Double Hawking temperature: from black hole to de Sitter

TL;DR

This paper explores the origin and implications of the double Hawking temperature in black hole and de Sitter horizons, revealing how it relates to quantum tunneling, entangled pair creation, and single particle processes.

Contribution

It introduces a detailed analysis of the double Hawking temperature phenomenon, connecting it to tunneling processes and entanglement in black hole and de Sitter spacetimes.

Findings

Double Hawking temperature arises from combined tunneling contributions.

Entangled particle pairs are created at the black hole horizon.

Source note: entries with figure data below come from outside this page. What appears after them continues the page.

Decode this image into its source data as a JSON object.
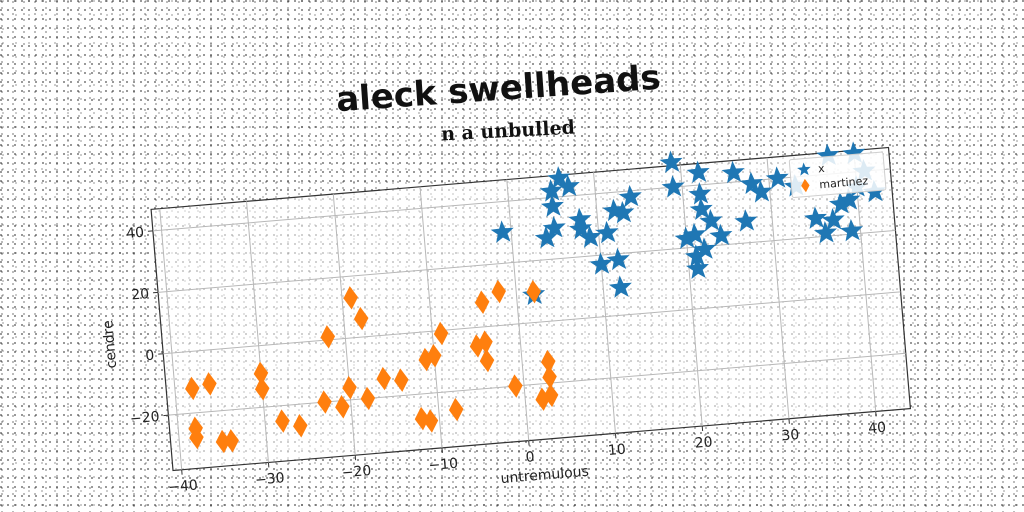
{
  "chart_data": {
    "type": "scatter",
    "title": "aleck swellheads",
    "subtitle": "n a unbulled",
    "xlabel": "untremulous",
    "ylabel": "cendre",
    "xlim": [
      -41,
      44
    ],
    "ylim": [
      -38,
      47
    ],
    "xticks": [
      -40,
      -30,
      -20,
      -10,
      0,
      10,
      20,
      30,
      40
    ],
    "yticks": [
      -20,
      0,
      20,
      40
    ],
    "grid": true,
    "legend_position": "top-right",
    "series": [
      {
        "name": "x",
        "marker": "star",
        "color": "#1f77b4",
        "points": [
          [
            -1,
            30
          ],
          [
            2,
            9
          ],
          [
            4,
            27
          ],
          [
            5,
            30
          ],
          [
            5,
            37
          ],
          [
            5,
            42
          ],
          [
            6,
            46
          ],
          [
            7,
            43
          ],
          [
            8,
            29
          ],
          [
            8,
            32
          ],
          [
            9,
            26
          ],
          [
            11,
            27
          ],
          [
            10,
            17
          ],
          [
            12,
            18
          ],
          [
            12,
            9
          ],
          [
            12,
            34
          ],
          [
            13,
            33
          ],
          [
            14,
            38
          ],
          [
            19,
            40
          ],
          [
            19,
            48
          ],
          [
            22,
            44
          ],
          [
            22,
            37
          ],
          [
            22,
            32
          ],
          [
            23,
            28
          ],
          [
            20,
            23
          ],
          [
            21,
            24
          ],
          [
            21,
            17
          ],
          [
            22,
            19
          ],
          [
            21,
            13
          ],
          [
            24,
            23
          ],
          [
            27,
            27
          ],
          [
            28,
            39
          ],
          [
            26,
            43
          ],
          [
            29,
            36
          ],
          [
            31,
            40
          ],
          [
            33,
            37
          ],
          [
            35,
            26
          ],
          [
            36,
            21
          ],
          [
            37,
            25
          ],
          [
            38,
            30
          ],
          [
            39,
            21
          ],
          [
            39,
            31
          ],
          [
            40,
            35
          ],
          [
            41,
            40
          ],
          [
            42,
            33
          ],
          [
            40,
            46
          ],
          [
            37,
            46
          ]
        ]
      },
      {
        "name": "martinez",
        "marker": "diamond",
        "color": "#ff7f0e",
        "points": [
          [
            -38,
            -12
          ],
          [
            -38,
            -25
          ],
          [
            -38,
            -28
          ],
          [
            -35,
            -30
          ],
          [
            -34,
            -30
          ],
          [
            -36,
            -11
          ],
          [
            -30,
            -14
          ],
          [
            -30,
            -9
          ],
          [
            -28,
            -25
          ],
          [
            -26,
            -27
          ],
          [
            -23,
            -20
          ],
          [
            -22,
            1
          ],
          [
            -21,
            -22
          ],
          [
            -20,
            -16
          ],
          [
            -19,
            13
          ],
          [
            -18,
            -20
          ],
          [
            -18,
            6
          ],
          [
            -16,
            -14
          ],
          [
            -14,
            -15
          ],
          [
            -12,
            -28
          ],
          [
            -11,
            -29
          ],
          [
            -11,
            -9
          ],
          [
            -10,
            -8
          ],
          [
            -9,
            -1
          ],
          [
            -8,
            -26
          ],
          [
            -5,
            -6
          ],
          [
            -4,
            8
          ],
          [
            -4,
            -5
          ],
          [
            -4,
            -11
          ],
          [
            -2,
            11
          ],
          [
            -1,
            -20
          ],
          [
            2,
            -25
          ],
          [
            2,
            10
          ],
          [
            3,
            -24
          ],
          [
            3,
            -13
          ],
          [
            3,
            -18
          ]
        ]
      }
    ]
  }
}
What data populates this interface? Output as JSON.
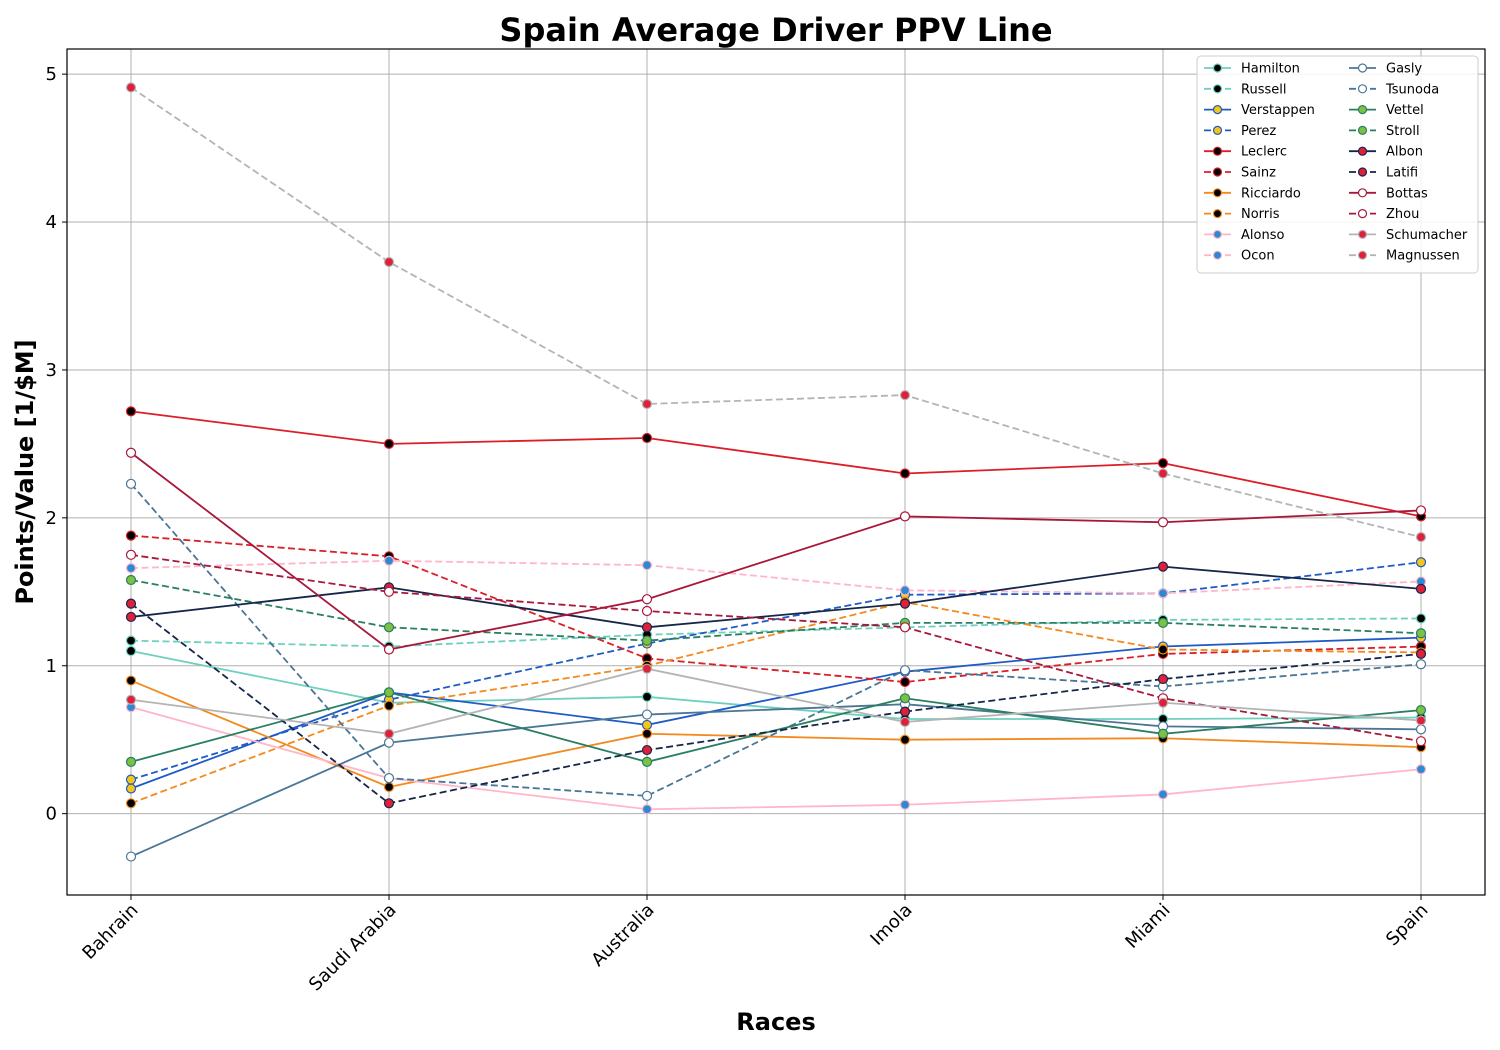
{
  "chart_data": {
    "type": "line",
    "title": "Spain Average Driver PPV Line",
    "xlabel": "Races",
    "ylabel": "Points/Value [1/$M]",
    "categories": [
      "Bahrain",
      "Saudi Arabia",
      "Australia",
      "Imola",
      "Miami",
      "Spain"
    ],
    "ylim": [
      -0.55,
      5.17
    ],
    "yticks": [
      "0",
      "1",
      "2",
      "3",
      "4",
      "5"
    ],
    "grid": true,
    "legend_position": "top-right",
    "legend_columns": 2,
    "series": [
      {
        "name": "Hamilton",
        "color": "#6fd0bf",
        "marker_face": "#000000",
        "dash": false,
        "values": [
          1.1,
          0.75,
          0.79,
          0.64,
          0.64,
          0.65
        ]
      },
      {
        "name": "Russell",
        "color": "#6fd0bf",
        "marker_face": "#000000",
        "dash": true,
        "values": [
          1.17,
          1.13,
          1.21,
          1.26,
          1.31,
          1.32
        ]
      },
      {
        "name": "Verstappen",
        "color": "#1e5bc6",
        "marker_face": "#f5c518",
        "dash": false,
        "values": [
          0.17,
          0.82,
          0.6,
          0.96,
          1.13,
          1.19
        ]
      },
      {
        "name": "Perez",
        "color": "#1e5bc6",
        "marker_face": "#f5c518",
        "dash": true,
        "values": [
          0.23,
          0.77,
          1.15,
          1.48,
          1.49,
          1.7
        ]
      },
      {
        "name": "Leclerc",
        "color": "#dc1e28",
        "marker_face": "#000000",
        "dash": false,
        "values": [
          2.72,
          2.5,
          2.54,
          2.3,
          2.37,
          2.01
        ]
      },
      {
        "name": "Sainz",
        "color": "#dc1e28",
        "marker_face": "#000000",
        "dash": true,
        "values": [
          1.88,
          1.74,
          1.05,
          0.89,
          1.08,
          1.13
        ]
      },
      {
        "name": "Ricciardo",
        "color": "#f28a1e",
        "marker_face": "#000000",
        "dash": false,
        "values": [
          0.9,
          0.18,
          0.54,
          0.5,
          0.51,
          0.45
        ]
      },
      {
        "name": "Norris",
        "color": "#f28a1e",
        "marker_face": "#000000",
        "dash": true,
        "values": [
          0.07,
          0.73,
          1.0,
          1.43,
          1.11,
          1.09
        ]
      },
      {
        "name": "Alonso",
        "color": "#ffb6c8",
        "marker_face": "#2b8ad6",
        "dash": false,
        "values": [
          0.72,
          0.24,
          0.03,
          0.06,
          0.13,
          0.3
        ]
      },
      {
        "name": "Ocon",
        "color": "#ffb6c8",
        "marker_face": "#2b8ad6",
        "dash": true,
        "values": [
          1.66,
          1.71,
          1.68,
          1.51,
          1.49,
          1.57
        ]
      },
      {
        "name": "Gasly",
        "color": "#4a7696",
        "marker_face": "#ffffff",
        "dash": false,
        "values": [
          -0.29,
          0.48,
          0.67,
          0.74,
          0.59,
          0.57
        ]
      },
      {
        "name": "Tsunoda",
        "color": "#4a7696",
        "marker_face": "#ffffff",
        "dash": true,
        "values": [
          2.23,
          0.24,
          0.12,
          0.97,
          0.86,
          1.01
        ]
      },
      {
        "name": "Vettel",
        "color": "#2a7f62",
        "marker_face": "#7bc143",
        "dash": false,
        "values": [
          0.35,
          0.82,
          0.35,
          0.78,
          0.54,
          0.7
        ]
      },
      {
        "name": "Stroll",
        "color": "#2a7f62",
        "marker_face": "#7bc143",
        "dash": true,
        "values": [
          1.58,
          1.26,
          1.17,
          1.29,
          1.29,
          1.22
        ]
      },
      {
        "name": "Albon",
        "color": "#14264a",
        "marker_face": "#e0203a",
        "dash": false,
        "values": [
          1.33,
          1.53,
          1.26,
          1.42,
          1.67,
          1.52
        ]
      },
      {
        "name": "Latifi",
        "color": "#14264a",
        "marker_face": "#e0203a",
        "dash": true,
        "values": [
          1.42,
          0.07,
          0.43,
          0.69,
          0.91,
          1.08
        ]
      },
      {
        "name": "Bottas",
        "color": "#a8183a",
        "marker_face": "#ffffff",
        "dash": false,
        "values": [
          2.44,
          1.11,
          1.45,
          2.01,
          1.97,
          2.05
        ]
      },
      {
        "name": "Zhou",
        "color": "#a8183a",
        "marker_face": "#ffffff",
        "dash": true,
        "values": [
          1.75,
          1.5,
          1.37,
          1.26,
          0.78,
          0.49
        ]
      },
      {
        "name": "Schumacher",
        "color": "#b4b4b4",
        "marker_face": "#e0203a",
        "dash": false,
        "values": [
          0.77,
          0.54,
          0.98,
          0.62,
          0.75,
          0.63
        ]
      },
      {
        "name": "Magnussen",
        "color": "#b4b4b4",
        "marker_face": "#e0203a",
        "dash": true,
        "values": [
          4.91,
          3.73,
          2.77,
          2.83,
          2.3,
          1.87
        ]
      }
    ]
  }
}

Single non-entangled particles are produced in de Sitter spacetime.

Abstract

The double Hawking temperature $T=2T_H$ appears in some approaches to the Hawking radiation, when the radiation is considered in terms of the quantum tunneling. We consider the origin of such temperature for the black hole horizon and also for the cosmological horizon in de Sitter spacetime. In case the black hole horizon, there are two contributions to the tunneling process of radiation, each being governed by the temperature $T=2T_H$. These processes are coherently combined to produce the radiation with the Hawking temperature $T_H$. This can be traditionally interpreted as the pair creation of two entangled particles, of which one goes towards the centre of the black hole, while the other one escapes from the black hole. In case of the cosmological horizon, the temperature $T=2T_H$ is physical. While the creation of the entangled pair is described by the Hawking temperature, the de Sitter spacetime allows for the another process, in which only single (non-entangled) particle inside the cosmological horizon is created. This process is characterized by the local temperature $T=2T_H$. Such single particle process takes place also outside the black hole horizon, but it is exponentially suppressed.